Legacy models (available only to users who have actively used them in the last 15 days; new users are blocked):

  • Claude 3.7 Sonnet: anthropic.claude-3-7-sonnet-20250219-v1:0 (EOL: Apr 28, 2026)
  • Claude 3.5 Sonnet v2: anthropic.claude-3-5-sonnet-20241022-v2:0 (EOL: Jul 30, 2026)
  • Claude 3.5 Sonnet: anthropic.claude-3-5-sonnet-20240620-v1:0 (EOL: Jul 30, 2026)
  • Claude 3.5 Haiku: anthropic.claude-3-5-haiku-20241022-v1:0 (EOL: Jun 19, 2026)
  • Claude 3 Haiku: anthropic.claude-3-haiku-20240307-v1:0 (EOL: Sep 10, 2026)

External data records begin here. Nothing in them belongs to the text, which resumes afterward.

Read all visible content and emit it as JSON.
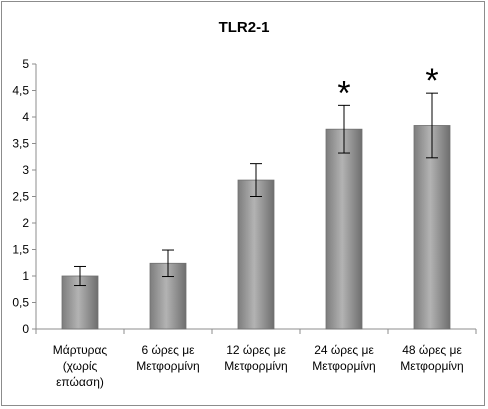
{
  "chart_data": {
    "type": "bar",
    "title": "TLR2-1",
    "xlabel": "",
    "ylabel": "",
    "ylim": [
      0,
      5
    ],
    "yticks": [
      "0",
      "0,5",
      "1",
      "1,5",
      "2",
      "2,5",
      "3",
      "3,5",
      "4",
      "4,5",
      "5"
    ],
    "grid": false,
    "legend": "none",
    "categories": [
      [
        "Μάρτυρας",
        "(χωρίς",
        "επώαση)"
      ],
      [
        "6 ώρες με",
        "Μετφορμίνη"
      ],
      [
        "12 ώρες με",
        "Μετφορμίνη"
      ],
      [
        "24 ώρες με",
        "Μετφορμίνη"
      ],
      [
        "48 ώρες με",
        "Μετφορμίνη"
      ]
    ],
    "values": [
      1.0,
      1.24,
      2.81,
      3.77,
      3.84
    ],
    "error": [
      0.18,
      0.25,
      0.31,
      0.45,
      0.61
    ],
    "annotations": [
      "",
      "",
      "",
      "*",
      "*"
    ],
    "colors": {
      "bar": "#9a9a9a",
      "bar_edge": "#707070"
    }
  }
}
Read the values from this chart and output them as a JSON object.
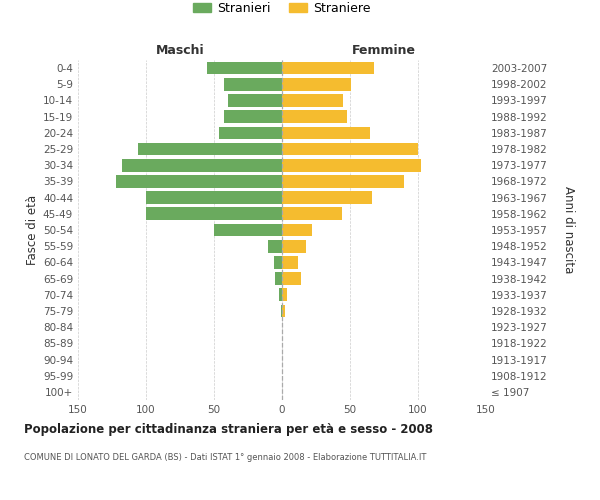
{
  "age_groups": [
    "100+",
    "95-99",
    "90-94",
    "85-89",
    "80-84",
    "75-79",
    "70-74",
    "65-69",
    "60-64",
    "55-59",
    "50-54",
    "45-49",
    "40-44",
    "35-39",
    "30-34",
    "25-29",
    "20-24",
    "15-19",
    "10-14",
    "5-9",
    "0-4"
  ],
  "birth_years": [
    "≤ 1907",
    "1908-1912",
    "1913-1917",
    "1918-1922",
    "1923-1927",
    "1928-1932",
    "1933-1937",
    "1938-1942",
    "1943-1947",
    "1948-1952",
    "1953-1957",
    "1958-1962",
    "1963-1967",
    "1968-1972",
    "1973-1977",
    "1978-1982",
    "1983-1987",
    "1988-1992",
    "1993-1997",
    "1998-2002",
    "2003-2007"
  ],
  "males": [
    0,
    0,
    0,
    0,
    0,
    1,
    2,
    5,
    6,
    10,
    50,
    100,
    100,
    122,
    118,
    106,
    46,
    43,
    40,
    43,
    55
  ],
  "females": [
    0,
    0,
    0,
    0,
    0,
    2,
    4,
    14,
    12,
    18,
    22,
    44,
    66,
    90,
    102,
    100,
    65,
    48,
    45,
    51,
    68
  ],
  "male_color": "#6aaa5e",
  "female_color": "#f5bc2f",
  "title": "Popolazione per cittadinanza straniera per età e sesso - 2008",
  "subtitle": "COMUNE DI LONATO DEL GARDA (BS) - Dati ISTAT 1° gennaio 2008 - Elaborazione TUTTITALIA.IT",
  "ylabel_left": "Fasce di età",
  "ylabel_right": "Anni di nascita",
  "xlabel_left": "Maschi",
  "xlabel_right": "Femmine",
  "legend_male": "Stranieri",
  "legend_female": "Straniere",
  "xlim": 150,
  "xtick_vals": [
    -150,
    -100,
    -50,
    0,
    50,
    100,
    150
  ],
  "xtick_labels": [
    "150",
    "100",
    "50",
    "0",
    "50",
    "100",
    "150"
  ]
}
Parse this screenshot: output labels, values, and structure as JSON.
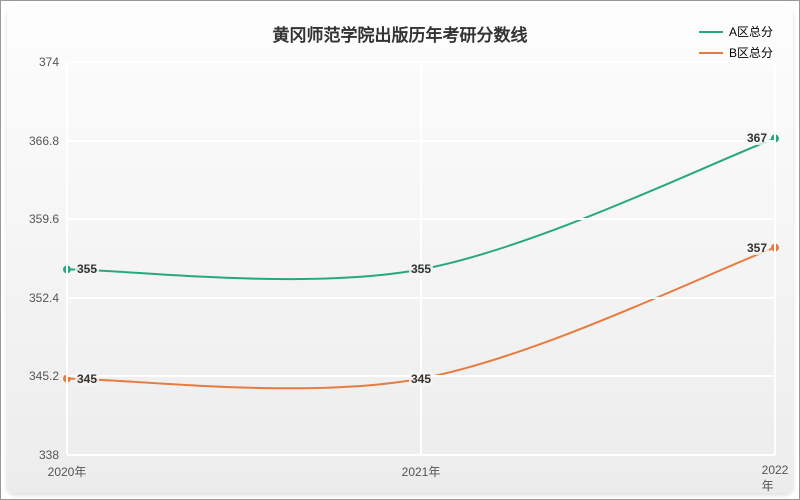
{
  "chart": {
    "type": "line",
    "title": "黄冈师范学院出版历年考研分数线",
    "title_fontsize": 17,
    "title_color": "#333333",
    "background_gradient_top": "#fdfdfd",
    "background_gradient_bottom": "#ececec",
    "grid_color": "#ffffff",
    "axis_color": "#888888",
    "label_color": "#555555",
    "label_fontsize": 12,
    "data_label_fontsize": 12,
    "x": {
      "categories": [
        "2020年",
        "2021年",
        "2022年"
      ]
    },
    "y": {
      "min": 338,
      "max": 374,
      "ticks": [
        338,
        345.2,
        352.4,
        359.6,
        366.8,
        374
      ]
    },
    "series": [
      {
        "name": "A区总分",
        "color": "#28a880",
        "values": [
          355,
          355,
          367
        ],
        "line_width": 2,
        "marker": "circle",
        "marker_size": 4
      },
      {
        "name": "B区总分",
        "color": "#e87b3e",
        "values": [
          345,
          345,
          357
        ],
        "line_width": 2,
        "marker": "circle",
        "marker_size": 4
      }
    ],
    "smooth": true,
    "legend_position": "top-right"
  }
}
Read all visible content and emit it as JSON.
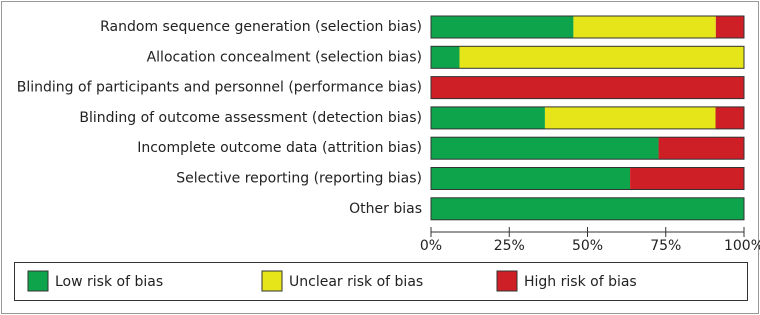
{
  "chart_data": {
    "type": "stacked-barh",
    "categories": [
      "Random sequence generation (selection bias)",
      "Allocation concealment (selection bias)",
      "Blinding of participants and personnel (performance bias)",
      "Blinding of outcome assessment (detection bias)",
      "Incomplete outcome data (attrition bias)",
      "Selective reporting (reporting bias)",
      "Other bias"
    ],
    "series": [
      {
        "name": "Low risk of bias",
        "color": "#0ea44b",
        "values": [
          45.5,
          9.1,
          0,
          36.4,
          72.7,
          63.6,
          100
        ]
      },
      {
        "name": "Unclear risk of bias",
        "color": "#e5e51a",
        "values": [
          45.5,
          90.9,
          0,
          54.5,
          0,
          0,
          0
        ]
      },
      {
        "name": "High risk of bias",
        "color": "#cf1f26",
        "values": [
          9.1,
          0,
          100,
          9.1,
          27.3,
          36.4,
          0
        ]
      }
    ],
    "xlim": [
      0,
      100
    ],
    "xticks": [
      {
        "value": 0,
        "label": "0%"
      },
      {
        "value": 25,
        "label": "25%"
      },
      {
        "value": 50,
        "label": "50%"
      },
      {
        "value": 75,
        "label": "75%"
      },
      {
        "value": 100,
        "label": "100%"
      }
    ]
  }
}
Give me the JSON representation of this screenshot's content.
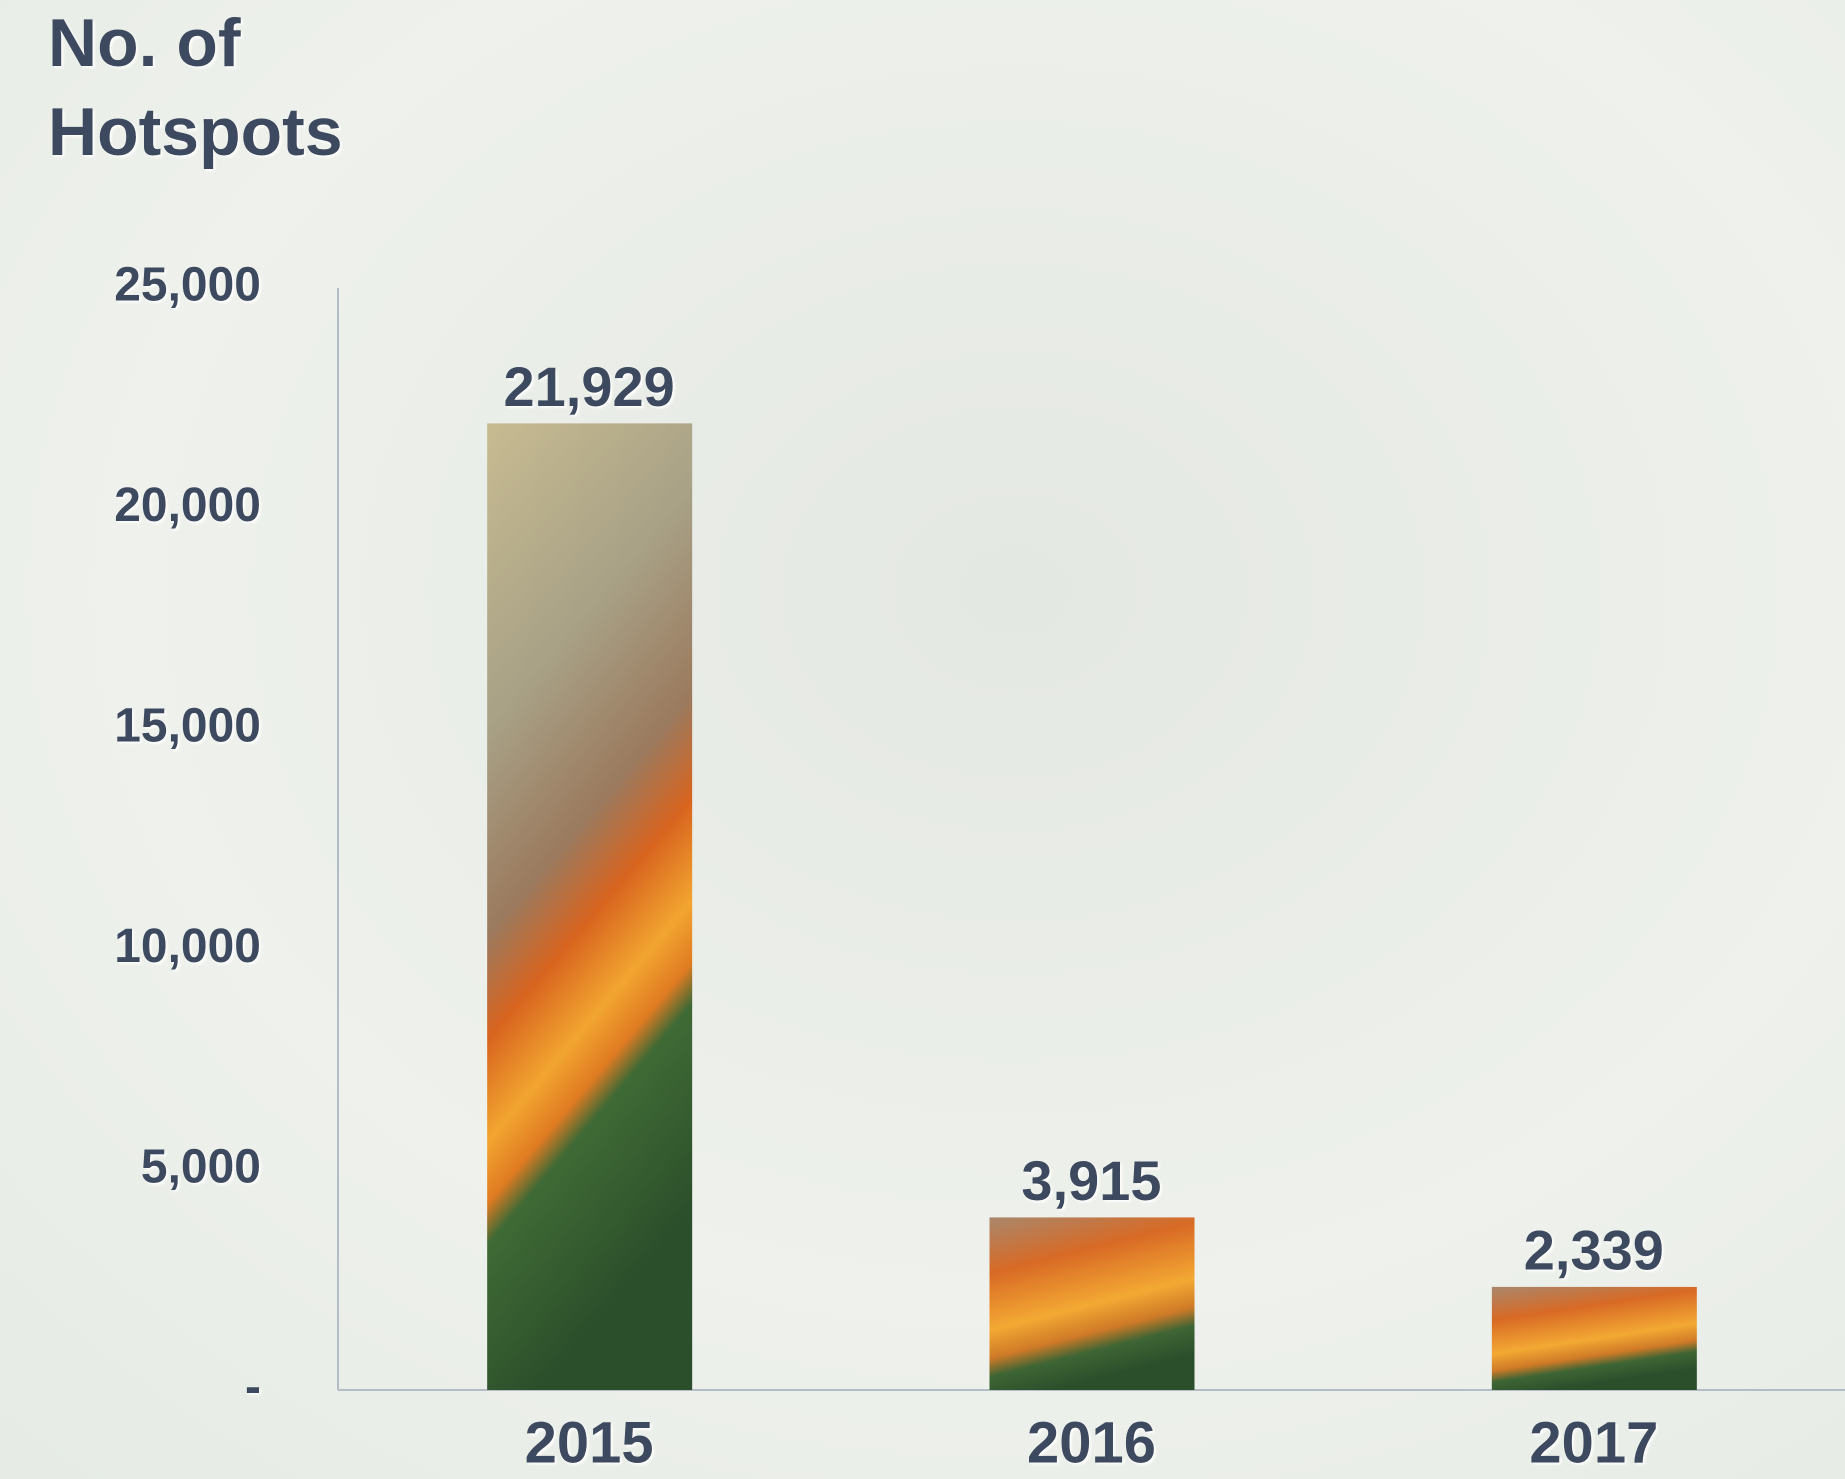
{
  "chart_data": {
    "type": "bar",
    "ylabel": [
      "No. of",
      "Hotspots"
    ],
    "categories": [
      "2015",
      "2016",
      "2017"
    ],
    "values": [
      21929,
      3915,
      2339
    ],
    "value_labels": [
      "21,929",
      "3,915",
      "2,339"
    ],
    "ylim": [
      0,
      25000
    ],
    "yticks": [
      {
        "value": 0,
        "label": "-"
      },
      {
        "value": 5000,
        "label": "5,000"
      },
      {
        "value": 10000,
        "label": "10,000"
      },
      {
        "value": 15000,
        "label": "15,000"
      },
      {
        "value": 20000,
        "label": "20,000"
      },
      {
        "value": 25000,
        "label": "25,000"
      }
    ],
    "grid": false
  }
}
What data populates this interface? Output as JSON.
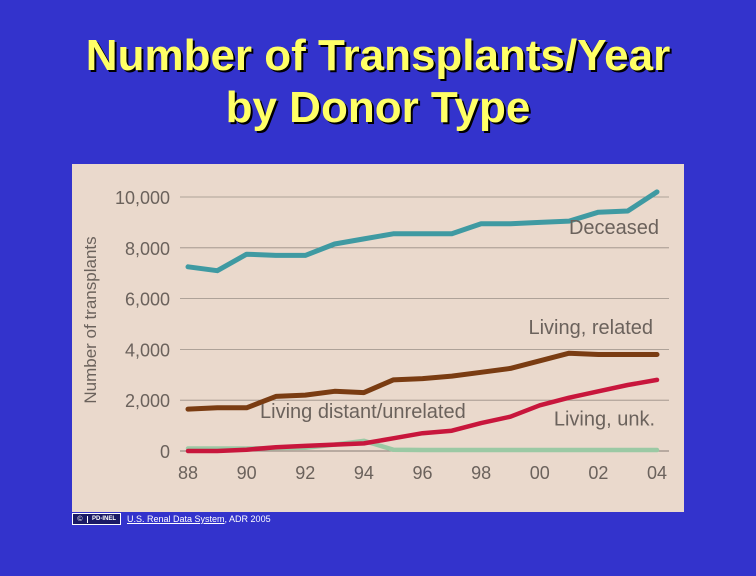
{
  "title": {
    "line1": "Number of Transplants/Year",
    "line2": "by Donor Type"
  },
  "footer": {
    "badge_symbol": "©",
    "badge_text": "PD-INEL",
    "source_link": "U.S. Renal Data System",
    "source_rest": ", ADR 2005"
  },
  "colors": {
    "background": "#3333cc",
    "title": "#ffff66",
    "panel": "#ead9cc"
  },
  "chart_data": {
    "type": "line",
    "title": "",
    "xlabel": "",
    "ylabel": "Number of transplants",
    "x": [
      1988,
      1989,
      1990,
      1991,
      1992,
      1993,
      1994,
      1995,
      1996,
      1997,
      1998,
      1999,
      2000,
      2001,
      2002,
      2003,
      2004
    ],
    "x_tick_labels": [
      "88",
      "90",
      "92",
      "94",
      "96",
      "98",
      "00",
      "02",
      "04"
    ],
    "x_tick_values": [
      1988,
      1990,
      1992,
      1994,
      1996,
      1998,
      2000,
      2002,
      2004
    ],
    "y_tick_labels": [
      "10,000",
      "8,000",
      "6,000",
      "4,000",
      "2,000",
      "0"
    ],
    "y_tick_values": [
      10000,
      8000,
      6000,
      4000,
      2000,
      0
    ],
    "xlim": [
      1988,
      2004
    ],
    "ylim": [
      0,
      10000
    ],
    "grid": "horizontal",
    "series": [
      {
        "name": "Deceased",
        "color": "#3f9aa2",
        "values": [
          7250,
          7100,
          7750,
          7700,
          7700,
          8150,
          8350,
          8550,
          8550,
          8550,
          8950,
          8950,
          9000,
          9050,
          9400,
          9450,
          10200
        ]
      },
      {
        "name": "Living, related",
        "color": "#7a3c12",
        "values": [
          1650,
          1700,
          1700,
          2150,
          2200,
          2350,
          2300,
          2800,
          2850,
          2950,
          3100,
          3250,
          3550,
          3850,
          3800,
          3800,
          3800
        ]
      },
      {
        "name": "Living distant/unrelated",
        "color": "#9bc9a4",
        "values": [
          100,
          100,
          100,
          120,
          130,
          250,
          400,
          50,
          40,
          40,
          40,
          40,
          40,
          40,
          40,
          40,
          40
        ]
      },
      {
        "name": "Living, unk.",
        "color": "#c8163c",
        "values": [
          0,
          0,
          50,
          150,
          200,
          250,
          300,
          500,
          700,
          800,
          1100,
          1350,
          1800,
          2100,
          2350,
          2600,
          2800
        ]
      }
    ]
  }
}
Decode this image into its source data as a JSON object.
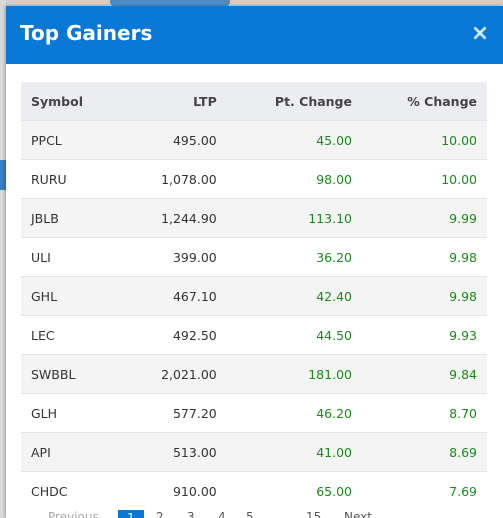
{
  "modal": {
    "title": "Top Gainers",
    "close_symbol": "×"
  },
  "table": {
    "headers": {
      "symbol": "Symbol",
      "ltp": "LTP",
      "pt_change": "Pt. Change",
      "pct_change": "% Change"
    },
    "rows": [
      {
        "symbol": "PPCL",
        "ltp": "495.00",
        "pt_change": "45.00",
        "pct_change": "10.00"
      },
      {
        "symbol": "RURU",
        "ltp": "1,078.00",
        "pt_change": "98.00",
        "pct_change": "10.00"
      },
      {
        "symbol": "JBLB",
        "ltp": "1,244.90",
        "pt_change": "113.10",
        "pct_change": "9.99"
      },
      {
        "symbol": "ULI",
        "ltp": "399.00",
        "pt_change": "36.20",
        "pct_change": "9.98"
      },
      {
        "symbol": "GHL",
        "ltp": "467.10",
        "pt_change": "42.40",
        "pct_change": "9.98"
      },
      {
        "symbol": "LEC",
        "ltp": "492.50",
        "pt_change": "44.50",
        "pct_change": "9.93"
      },
      {
        "symbol": "SWBBL",
        "ltp": "2,021.00",
        "pt_change": "181.00",
        "pct_change": "9.84"
      },
      {
        "symbol": "GLH",
        "ltp": "577.20",
        "pt_change": "46.20",
        "pct_change": "8.70"
      },
      {
        "symbol": "API",
        "ltp": "513.00",
        "pt_change": "41.00",
        "pct_change": "8.69"
      },
      {
        "symbol": "CHDC",
        "ltp": "910.00",
        "pt_change": "65.00",
        "pct_change": "7.69"
      }
    ]
  },
  "pagination": {
    "previous": "Previous",
    "pages": [
      "1",
      "2",
      "3",
      "4",
      "5"
    ],
    "ellipsis": "...",
    "last": "15",
    "next": "Next"
  },
  "colors": {
    "header_bg": "#0a78d7",
    "gain": "#1a8a1a",
    "active_page": "#0a78d7"
  }
}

TIP: Claude Sonnet 4.6 provides the best balance of performance and cost for most KGQA applications.

Inference Configuration:

The inference_config parameter accepts a dictionary with Bedrock inference parameters:

inference_config = {
"temperature": 0.7, # Controls randomness (0.0-1.0)
"topP": 0.9, # Nucleus sampling threshold
"maxTokens": 4096 # Maximum tokens to generate
}

This example shows a fully configured query engine with custom components:

from graphrag_toolkit.byokg_rag.graphstore import NeptuneAnalyticsGraphStore
from graphrag_toolkit.byokg_rag.llm import BedrockGenerator
from graphrag_toolkit.byokg_rag.graph_connectors import KGLinker
from graphrag_toolkit.byokg_rag.graph_retrievers import (
AgenticRetriever,
PathRetriever,
GraphQueryRetriever,
EntityLinker,
GTraversal,
TripletGVerbalizer,
PathVerbalizer
)
from graphrag_toolkit.byokg_rag.indexing import FuzzyStringIndex
from graphrag_toolkit.byokg_rag.byokg_query_engine import ByoKGQueryEngine
# Step 1: Set up graph store
graph_store = NeptuneAnalyticsGraphStore(
graph_identifier="<graph-id>",
region="<region>"
)
# Step 2: Set up LLM
llm_generator = BedrockGenerator(
model_name="anthropic.claude-sonnet-4-6",
region_name="us-east-1",
max_tokens=4096,
max_retries=10
)
# Step 3: Set up entity linking
fuzzy_index = FuzzyStringIndex()
fuzzy_index.add(graph_store.nodes())
entity_matcher = fuzzy_index.as_entity_matcher()
entity_linker = EntityLinker(entity_matcher)
# Step 4: Set up retrievers
graph_traversal = GTraversal(graph_store)
triplet_verbalizer = TripletGVerbalizer()
path_verbalizer = PathVerbalizer()
triplet_retriever = AgenticRetriever(
llm_generator=llm_generator,
graph_traversal=graph_traversal,
graph_verbalizer=triplet_verbalizer,
max_num_relations=5,
max_num_entities=3,
max_num_iterations=3,
max_num_triplets=50
)
path_retriever = PathRetriever(
graph_traversal=graph_traversal,
path_verbalizer=path_verbalizer
)
graph_query_executor = GraphQueryRetriever(
graph_store=graph_store,
block_graph_modification=True
)
# Step 5: Set up KG linker
kg_linker = KGLinker(
llm_generator=llm_generator,
graph_store=graph_store,
max_input_tokens=32000
)
# Step 6: Create query engine
query_engine = ByoKGQueryEngine(
graph_store=graph_store,
entity_linker=entity_linker,
triplet_retriever=triplet_retriever,
path_retriever=path_retriever,
graph_query_executor=graph_query_executor,
llm_generator=llm_generator,
kg_linker=kg_linker,
direct_query_linking=False
)
# Step 7: Execute query
context = query_engine.query(
query="Who won the Nobel Prize in Physics in 1921?",
iterations=2,
user_input=""
)
print("Retrieved context:")
for item in context:
print(f" - {item}")

This example demonstrates explicit configuration of all components. In practice, you can rely on defaults for most parameters and only customize what you need.